Top 10 Most Sensational Catches in Cricketing History

    A spectacular catch has to be one of the Top 3 ‘events’ in a game of cricket which gets the adrenalin rushing not only for the players, but also for the spectators! Someone has correctly coined the phrase “Catches win Matches”! Catches can really prove instrumental in turning the tide during the course of a match. A nearly impossible catch made possible by the athleticism of a fielder has the potential to turn the match on its head. Talking of phrases around catches, there is the famous “You dropped the World Cup mate” phrase which was arguably said by Steve Waugh to Gibbs when the former was dropped during a Super Six match of the 1999 World Cup. Steve Waugh later denied having said that ever but the quote lives on as a fable for the nostalgic in all of us. Cricket is fun and catches are an integral part to making it fun. And therefore lo and behold, the 10 Best Catches in Cricket according to us!


    10Jonty Rhodes v/s England- 1998

    Even if Jonty Rhodes was called as the Father of Modern Day Fielding, it would not be doing the great man any justice. Nicknamed as the ‘Maritzburg Mamba’, Jonathan Neil ‘Jonty’ Rhodes is one of the greatest, if not the greatest fielder cricket has ever witnessed. With the capability to fly in any direction towards an incoming ball, this humble man redefined the fielding for modern day cricket. Playing at those times when outfield players were not scorned upon if they tried to stop a potential boundary with their feet, Jonty was known for his alacrity and flexibility which made him instigate a huge number of run outs along with unbelievable catches. Every batsman was wary if a ball was hit in the direction of Jonty Rhodes!

    Jonty Rhodes’ most memorable catch in the shorter version of the game comes during a Triangular tournament.  The Emirates Triangular Tournament which was played in 1998 in England also happens to be the first time that ODIs were played in England in coloured clothing. The other team in the tournament was Sri Lanka who were the eventual winners. There were just 3 matches followed by a final in the tournament. Sri Lanka defeated South Africa in the first match by 57 runs despite half centuries from Symcox and Jonty Rhodes. In the second match, England defeated Sri Lanka by 36 runs courtesy of a score of 86 from Greame Hick.

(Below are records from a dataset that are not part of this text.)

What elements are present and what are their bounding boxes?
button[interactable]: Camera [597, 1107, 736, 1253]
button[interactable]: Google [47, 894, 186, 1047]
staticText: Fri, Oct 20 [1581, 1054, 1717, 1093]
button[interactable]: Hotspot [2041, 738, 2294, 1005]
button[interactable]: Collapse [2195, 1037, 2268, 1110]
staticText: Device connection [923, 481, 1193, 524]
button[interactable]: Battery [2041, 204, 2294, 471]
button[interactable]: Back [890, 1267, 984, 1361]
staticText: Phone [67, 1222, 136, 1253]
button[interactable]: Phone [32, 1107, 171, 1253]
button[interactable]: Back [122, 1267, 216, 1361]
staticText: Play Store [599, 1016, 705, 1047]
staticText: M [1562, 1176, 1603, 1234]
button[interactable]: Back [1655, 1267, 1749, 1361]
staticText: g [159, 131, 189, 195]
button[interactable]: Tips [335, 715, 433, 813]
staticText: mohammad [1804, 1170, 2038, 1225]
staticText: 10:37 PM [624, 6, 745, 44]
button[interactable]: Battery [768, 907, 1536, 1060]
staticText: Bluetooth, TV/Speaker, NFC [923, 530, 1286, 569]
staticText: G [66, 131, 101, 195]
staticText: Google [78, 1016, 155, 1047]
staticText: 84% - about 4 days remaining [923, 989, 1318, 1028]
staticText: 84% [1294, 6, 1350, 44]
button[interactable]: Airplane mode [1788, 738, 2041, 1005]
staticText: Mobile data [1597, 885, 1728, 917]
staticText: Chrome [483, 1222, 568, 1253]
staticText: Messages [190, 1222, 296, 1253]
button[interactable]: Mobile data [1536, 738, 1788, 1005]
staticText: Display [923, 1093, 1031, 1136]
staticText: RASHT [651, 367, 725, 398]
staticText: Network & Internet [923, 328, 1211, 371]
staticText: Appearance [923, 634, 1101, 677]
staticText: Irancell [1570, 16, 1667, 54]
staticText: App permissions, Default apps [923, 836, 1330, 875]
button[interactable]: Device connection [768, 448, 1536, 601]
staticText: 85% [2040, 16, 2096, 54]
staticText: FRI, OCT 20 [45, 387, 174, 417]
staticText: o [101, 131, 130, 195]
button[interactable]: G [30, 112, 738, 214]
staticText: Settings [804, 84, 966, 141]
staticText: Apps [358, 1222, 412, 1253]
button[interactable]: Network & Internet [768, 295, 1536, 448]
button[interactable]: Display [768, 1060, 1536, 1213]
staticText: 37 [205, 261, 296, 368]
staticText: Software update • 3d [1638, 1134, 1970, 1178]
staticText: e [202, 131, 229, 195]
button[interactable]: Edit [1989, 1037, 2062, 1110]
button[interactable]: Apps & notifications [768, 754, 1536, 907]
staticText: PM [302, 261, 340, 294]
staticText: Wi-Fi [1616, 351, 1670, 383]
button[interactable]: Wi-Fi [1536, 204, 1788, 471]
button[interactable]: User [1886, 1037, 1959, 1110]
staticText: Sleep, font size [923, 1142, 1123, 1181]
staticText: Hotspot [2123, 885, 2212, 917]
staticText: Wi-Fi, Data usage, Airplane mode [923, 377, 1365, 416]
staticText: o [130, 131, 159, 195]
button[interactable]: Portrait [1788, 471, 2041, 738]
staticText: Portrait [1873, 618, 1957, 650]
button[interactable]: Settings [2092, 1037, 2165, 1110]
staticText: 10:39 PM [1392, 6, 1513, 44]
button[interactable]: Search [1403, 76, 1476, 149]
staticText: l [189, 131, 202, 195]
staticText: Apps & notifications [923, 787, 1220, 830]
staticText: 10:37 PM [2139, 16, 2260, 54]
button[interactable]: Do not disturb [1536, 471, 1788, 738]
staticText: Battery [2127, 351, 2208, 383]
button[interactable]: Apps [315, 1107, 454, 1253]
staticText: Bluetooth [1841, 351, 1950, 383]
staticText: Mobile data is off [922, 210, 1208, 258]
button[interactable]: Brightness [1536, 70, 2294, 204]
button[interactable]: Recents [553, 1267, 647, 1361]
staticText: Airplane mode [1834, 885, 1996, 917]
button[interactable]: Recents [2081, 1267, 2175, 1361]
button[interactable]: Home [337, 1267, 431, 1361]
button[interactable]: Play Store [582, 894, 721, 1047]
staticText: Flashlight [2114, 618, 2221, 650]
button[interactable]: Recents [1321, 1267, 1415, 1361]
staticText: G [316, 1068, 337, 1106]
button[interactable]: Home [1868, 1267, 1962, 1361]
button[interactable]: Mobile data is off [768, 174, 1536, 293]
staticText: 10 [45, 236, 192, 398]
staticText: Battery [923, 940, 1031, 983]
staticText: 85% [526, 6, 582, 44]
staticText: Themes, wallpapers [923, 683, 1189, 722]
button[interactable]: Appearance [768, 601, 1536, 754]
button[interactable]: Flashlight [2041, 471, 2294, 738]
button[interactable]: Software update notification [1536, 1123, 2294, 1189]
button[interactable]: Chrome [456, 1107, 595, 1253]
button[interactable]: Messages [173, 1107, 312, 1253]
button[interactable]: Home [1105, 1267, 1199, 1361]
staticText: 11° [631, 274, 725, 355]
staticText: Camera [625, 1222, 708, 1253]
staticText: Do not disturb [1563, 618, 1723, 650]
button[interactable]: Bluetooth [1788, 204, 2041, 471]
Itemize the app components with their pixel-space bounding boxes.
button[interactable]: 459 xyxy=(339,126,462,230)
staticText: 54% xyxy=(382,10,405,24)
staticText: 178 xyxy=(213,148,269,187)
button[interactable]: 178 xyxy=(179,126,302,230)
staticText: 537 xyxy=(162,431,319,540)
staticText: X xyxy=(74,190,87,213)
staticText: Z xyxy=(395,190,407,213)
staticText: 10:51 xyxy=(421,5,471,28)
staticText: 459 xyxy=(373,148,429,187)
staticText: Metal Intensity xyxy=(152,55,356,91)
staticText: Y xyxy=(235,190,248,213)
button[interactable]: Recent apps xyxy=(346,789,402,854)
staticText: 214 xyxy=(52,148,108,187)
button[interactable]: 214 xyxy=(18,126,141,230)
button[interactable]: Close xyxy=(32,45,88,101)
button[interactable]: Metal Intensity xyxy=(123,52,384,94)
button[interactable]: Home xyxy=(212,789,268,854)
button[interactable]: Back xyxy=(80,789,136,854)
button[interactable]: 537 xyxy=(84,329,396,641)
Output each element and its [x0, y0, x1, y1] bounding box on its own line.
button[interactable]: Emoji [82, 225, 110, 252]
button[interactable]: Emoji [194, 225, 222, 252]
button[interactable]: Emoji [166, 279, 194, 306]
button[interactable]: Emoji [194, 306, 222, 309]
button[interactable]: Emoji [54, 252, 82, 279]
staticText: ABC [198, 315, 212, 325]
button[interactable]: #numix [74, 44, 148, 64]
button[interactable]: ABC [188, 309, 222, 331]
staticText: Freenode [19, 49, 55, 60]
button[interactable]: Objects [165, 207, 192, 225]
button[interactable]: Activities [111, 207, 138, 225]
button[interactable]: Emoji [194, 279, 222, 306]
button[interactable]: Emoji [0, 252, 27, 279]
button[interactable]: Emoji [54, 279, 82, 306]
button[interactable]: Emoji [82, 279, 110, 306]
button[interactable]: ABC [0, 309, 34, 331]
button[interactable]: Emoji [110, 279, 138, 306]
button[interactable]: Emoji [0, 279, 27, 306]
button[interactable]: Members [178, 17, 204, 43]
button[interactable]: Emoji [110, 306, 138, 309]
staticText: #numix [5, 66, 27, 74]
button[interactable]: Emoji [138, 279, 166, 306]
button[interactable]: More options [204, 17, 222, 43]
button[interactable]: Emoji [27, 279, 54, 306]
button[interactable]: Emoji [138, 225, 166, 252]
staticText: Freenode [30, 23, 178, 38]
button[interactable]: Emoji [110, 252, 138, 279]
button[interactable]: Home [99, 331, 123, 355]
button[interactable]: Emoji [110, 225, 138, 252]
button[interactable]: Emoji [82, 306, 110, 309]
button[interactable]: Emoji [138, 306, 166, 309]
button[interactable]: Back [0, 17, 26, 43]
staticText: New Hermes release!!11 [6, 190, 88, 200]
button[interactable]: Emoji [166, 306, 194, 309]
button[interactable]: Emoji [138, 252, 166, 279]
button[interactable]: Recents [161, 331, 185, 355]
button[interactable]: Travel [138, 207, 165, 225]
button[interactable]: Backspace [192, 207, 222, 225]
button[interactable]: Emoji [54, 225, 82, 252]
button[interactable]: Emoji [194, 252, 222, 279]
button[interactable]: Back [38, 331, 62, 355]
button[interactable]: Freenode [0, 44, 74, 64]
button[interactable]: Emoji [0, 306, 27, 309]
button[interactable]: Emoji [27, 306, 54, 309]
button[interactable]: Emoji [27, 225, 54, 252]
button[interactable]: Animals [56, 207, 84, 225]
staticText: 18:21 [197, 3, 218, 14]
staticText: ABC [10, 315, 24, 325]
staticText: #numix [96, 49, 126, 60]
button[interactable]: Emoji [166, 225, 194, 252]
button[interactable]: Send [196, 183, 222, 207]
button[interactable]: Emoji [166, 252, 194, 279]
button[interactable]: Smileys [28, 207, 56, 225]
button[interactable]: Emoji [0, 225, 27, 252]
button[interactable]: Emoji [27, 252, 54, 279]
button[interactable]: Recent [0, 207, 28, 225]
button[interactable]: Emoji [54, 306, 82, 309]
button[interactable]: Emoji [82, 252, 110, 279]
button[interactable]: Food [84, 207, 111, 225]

    In the 3rd match featuring South Africa and England, South Africa won the toss at Edgbaston and decided to bat first.  They were able to post a decent looking score of 244 runs in 50 overs thanks to a quick 70 off 73 deliveries by Cullinan and a quicker 51 off 39 deliveries by Symcox. Though England did not get off to a flier, they managed to get 161 runs on the board at the loss of 3 wickets thanks to half centuries from Knight and Hick. After Nasser Hussain and Hollioake had both been sent to the pavilion, Robert Croft entered the fray. Michael Rindel was bowling his off-breaks when Croft decided to give himself some space to scoop the ball over short extra cover. Little did he realise that Rhodes was the man fielding there instead of his usual place at backward point. Croft hit the ball immaculately and must have thought it to be a certain boundary. But Jonty Rhodes leapt to his left and caught the ball with both of his hands close to the ends of his fingers.  The catch was quite obscenely magical due to the fact that the distance to short extra cover is almost half of what it is to backward point but Rhodes was up for the challenge! South Africa went on to win the match but couldn’t qualify for the final due to a slow run rate.